Kriterien für die Vergabe von F.A.Z.-Sternen für kulinarische Bücher:

1 Stern

Einen F.A.Z.-Stern erhält ein kulinarisches Werk, dessen Veröffentlichung sinnvoll ist und das einen klar erkennbaren, positiven Beitrag zur Entwicklung, Weitergabe, Erforschung oder Dokumentation der Kochkunst leistet. Durch seine Individualität oder seine spezifischen Schwerpunkte schließt das Buch eine Informationslücke oder erhebt sich mit der handwerklichen, ästhetischen oder wissenschaftlichen Qualität seines Inhaltes deutlich über die üblichen Standards.
Im Falle eines Kochbuches im engeren Sinne müssen die Rezepturen und ihre Erläuterungen guten professionellen Standards genügen und erkennbar das Bemühen zeigen, Nachkochbarkeit zu erreichen. Standardisierte oder unpräzise Angaben sind nur dann akzeptabel, wenn sie durch andere Qualitäten wie etwa Originalität aufgewogen werden.

2 Sterne

Zwei F.A.Z.-Sterne erhält ein kulinarisches Werk, das über die Qualitäten eines mit einem Stern bewerteten Buches hinaus einen wesentlichen Beitrag zur Entwicklung der Kochkunst leistet oder in seiner didaktischen Anlage hervorragend geeignet ist, vertiefende praktische Kenntnisse zu vermitteln - oder einen wesentlichen Beitrag zur Theorie des Faches leistet.
Es ist in dieser Kategorie wichtig, dass die Autoren erkennbar größere Zusammenhänge begreifen oder einen außergewöhnlich interessanten Beitrag zu Einzelaspekten leisten.

3 Sterne

Drei F.A.Z.-Sterne erhält ein kulinarisches Werk von überragender Qualität, das zu den besten Büchern der letzten Jahre zählt und in jede gute kulinarische Bibliothek gehört.
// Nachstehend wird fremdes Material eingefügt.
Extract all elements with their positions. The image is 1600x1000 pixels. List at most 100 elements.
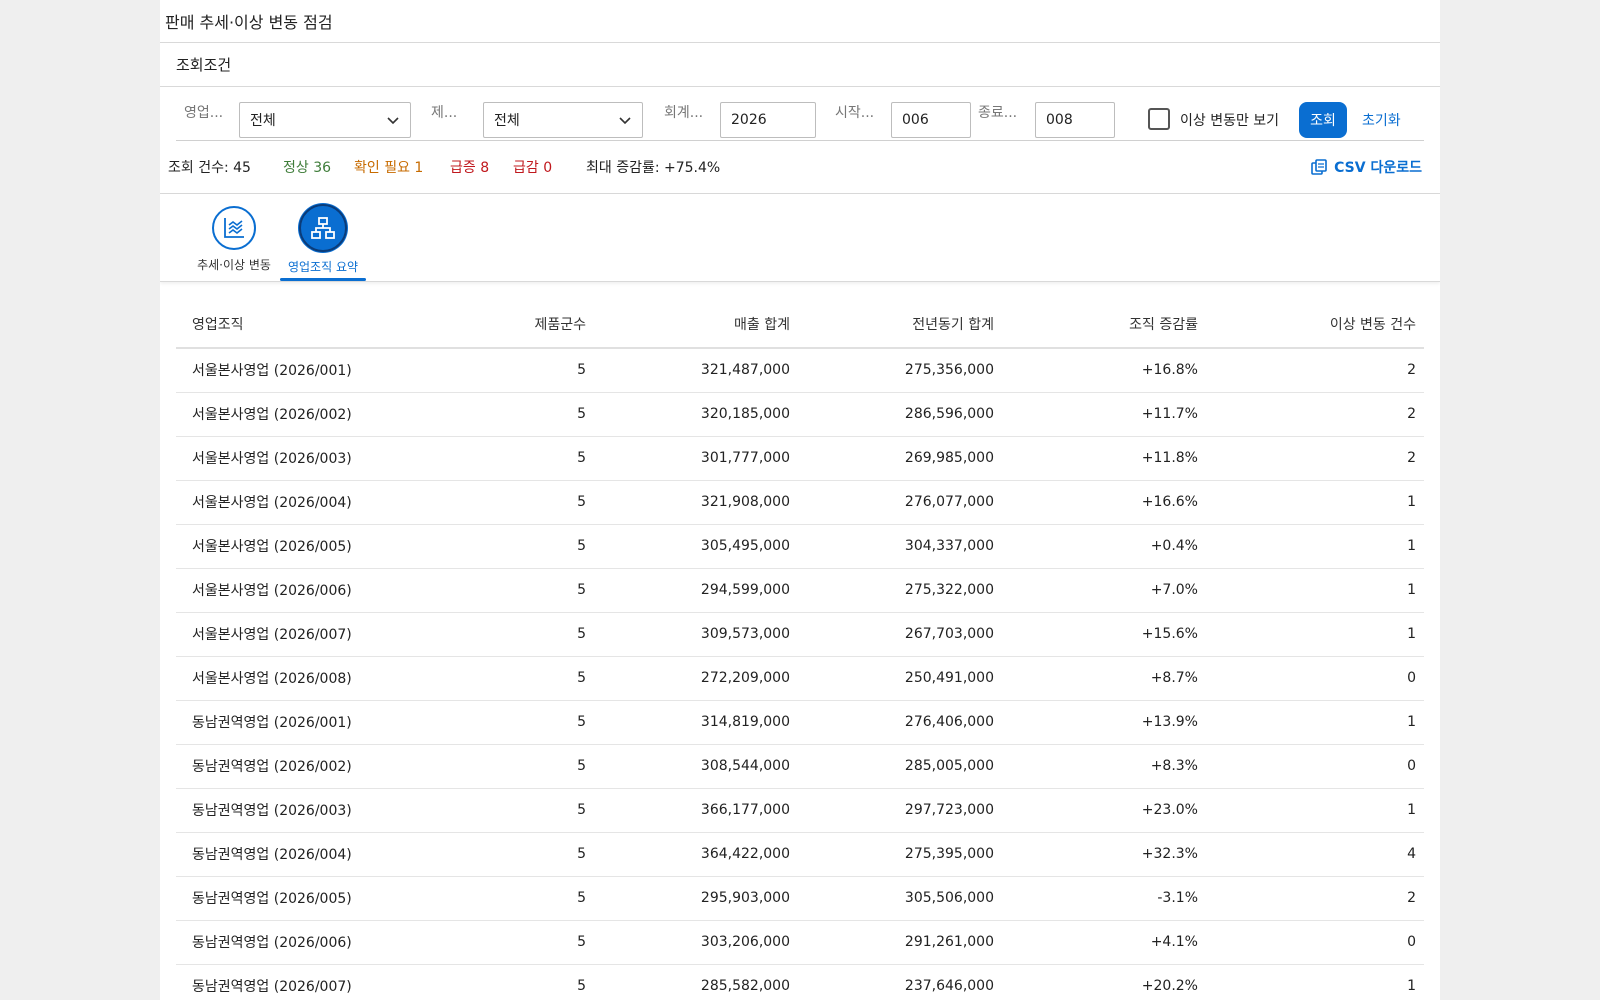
cell-change-rate: +13.9% [1002, 700, 1206, 745]
cell-product-count: 5 [394, 964, 594, 1000]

Das Buch muss in wesentlichen Teilen neue Inspirationen vermitteln, in hohem Maße originell sein, oder in besonders hohem Maße wesentliche Zusammenhänge erschließen.

1 Stern

Keinen Stern bekommen Bücher, die sich inhaltlich nicht oder nur unwesentlich von vielen vergleichbaren Büchern unterscheiden und/oder bei denen man den Eindruck gewinnt, es handele sich vorwiegend um Veröffentlichungen, die nicht primär an der Qualität des Buches und aam Fortschritt der Kochkunst orientiert sind. Dazu gehören zum Beispiel viele ausschließlich kommerziell orientierte Produkte zur Vermarktung von Prominenten aller Art, aber auch letztlich austauschbare Bücher bekannter und guter Köche, bei denen ein individuelles Profil nicht zu erkennen ist.